Hong Kong locals told to report Covid-19 self-test results, or face legal consequences

Many people have not disclosed positive home test results out of fear that they would be sent to isolation or could be separated from their families. PHOTO: REUTERS

HONG KONG (BLOOMBERG) - Hong Kong Chief Executive Carrie Lam called on residents to promptly report positive results of home Covid-19 tests or face legal consequences, amid reports that the city's sweeping outbreak is being undercounted.

The Asian financial hub launched a website on March 7 for people to report infections in order to speed up the process of sending high-risk patients to community isolation facilities after a surge of daily cases overwhelmed the city's gold-standard laboratory testing system.

It is incumbent upon the government and the law enforcement authority to tell people that "there is a legal basis" to disclose their results, Ms Lam said during her daily briefing on Friday (March 18).

"If there are people blatantly refusing to comply, then isn't it (incumbent) upon the law enforcement body to do something?" she said.

The government would rather have people cooperate and fulfil their civic responsibility, Ms Lam said, adding that there have been a small number of arrests or prosecutions of people breaching quarantine orders.

Those who contravene such orders could be fined a maximum of HK$25,000 (S$4,330) and jailed for up to six months.

Hong Kong recorded more than 21,000 new infections and 289 deaths, including a backlog of 87, on Thursday.

Over the past five days, more reported cases have come from antigen rapid tests taken at home than by the polymerase chain reaction tests run in laboratories.

Many people have not disclosed positive home test results, however, out of fear that they would be sent to isolation or could be separated from their families.

A survey of more than 450 people found that over 70 per cent knew someone that tested positive but did not report the result.

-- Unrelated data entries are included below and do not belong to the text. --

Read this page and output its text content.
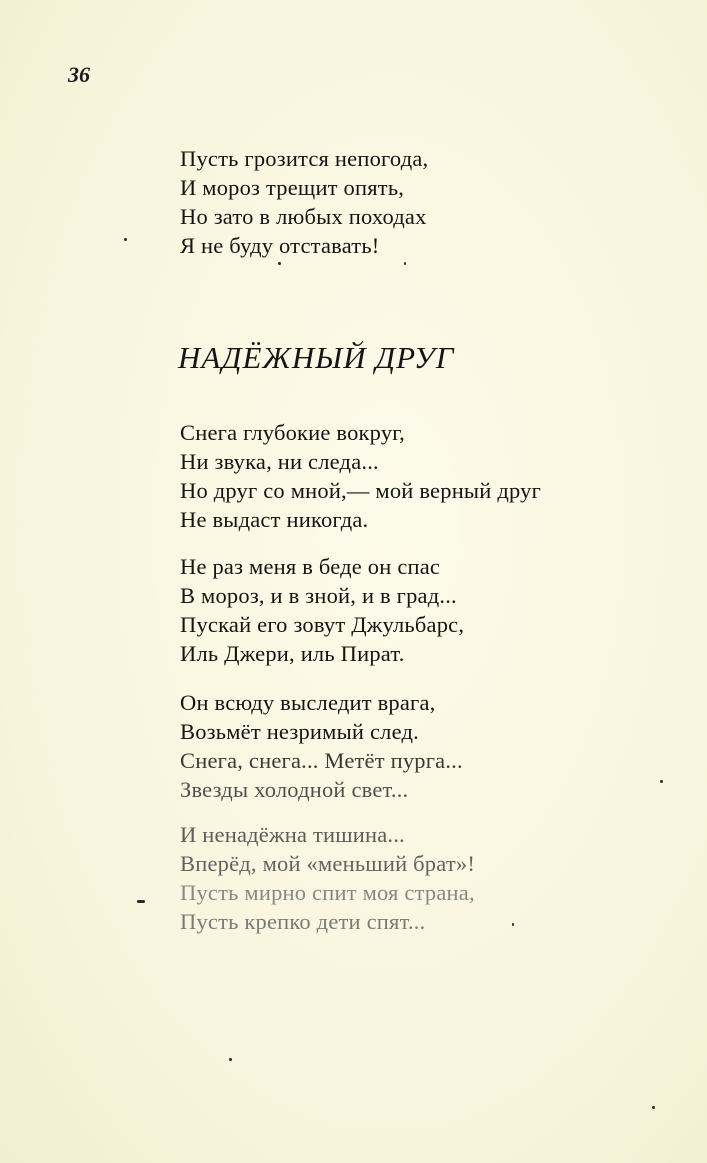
36
Пусть грозится непогода,
И мороз трещит опять,
Но зато в любых походах
Я не буду отставать!
НАДЁЖНЫЙ ДРУГ
Снега глубокие вокруг,
Ни звука, ни следа...
Но друг со мной,— мой верный друг
Не выдаст никогда.
Не раз меня в беде он спас
В мороз, и в зной, и в град...
Пускай его зовут Джульбарс,
Иль Джери, иль Пират.
Он всюду выследит врага,
Возьмёт незримый след.
Снега, снега... Метёт пурга...
Звезды холодной свет...
И ненадёжна тишина...
Вперёд, мой «меньший брат»!
Пусть мирно спит моя страна,
Пусть крепко дети спят...
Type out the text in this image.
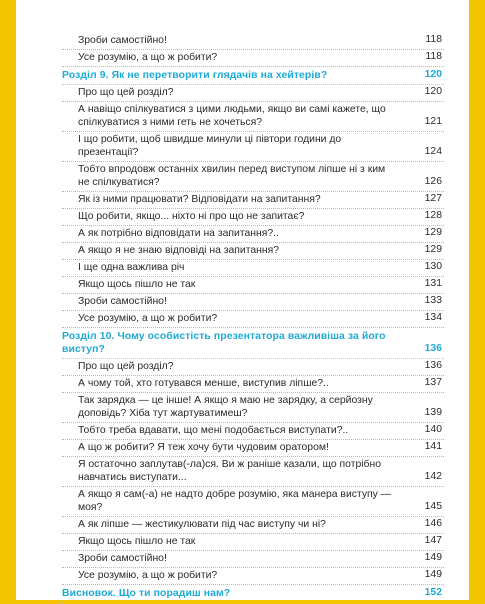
Зроби самостійно!	118
Усе розумію, а що ж робити?	118
Розділ 9. Як не перетворити глядачів на хейтерів?	120
Про що цей розділ?	120
А навіщо спілкуватися з цими людьми, якщо ви самі кажете, що спілкуватися з ними геть не хочеться?	121
І що робити, щоб швидше минули ці півтори години до презентації?	124
Тобто впродовж останніх хвилин перед виступом ліпше ні з ким не спілкуватися?	126
Як із ними працювати? Відповідати на запитання?	127
Що робити, якщо... ніхто ні про що не запитає?	128
А як потрібно відповідати на запитання?..	129
А якщо я не знаю відповіді на запитання?	129
І ще одна важлива річ	130
Якщо щось пішло не так	131
Зроби самостійно!	133
Усе розумію, а що ж робити?	134
Розділ 10. Чому особистість презентатора важливіша за його виступ?	136
Про що цей розділ?	136
А чому той, хто готувався менше, виступив ліпше?..	137
Так зарядка — це інше! А якщо я маю не зарядку, а серйозну доповідь? Хіба тут жартуватимеш?	139
Тобто треба вдавати, що мені подобається виступати?..	140
А що ж робити? Я теж хочу бути чудовим оратором!	141
Я остаточно заплутав(-ла)ся. Ви ж раніше казали, що потрібно навчатись виступати...	142
А якщо я сам(-а) не надто добре розумію, яка манера виступу — моя?	145
А як ліпше — жестикулювати під час виступу чи ні?	146
Якщо щось пішло не так	147
Зроби самостійно!	149
Усе розумію, а що ж робити?	149
Висновок. Що ти порадиш нам?	152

Almost everyone thought the official case figures published by the health authorities were too low, underestimating the real size of the outbreak, local media reported on Tuesday.

University of Hong Kong researchers estimated that about half of the city's 7.4 million people had been infected by the middle of March, although fewer than one million cases have been documented.

They forecast that as many as 4.5 million people will catch Covid-19 before the current outbreak ends.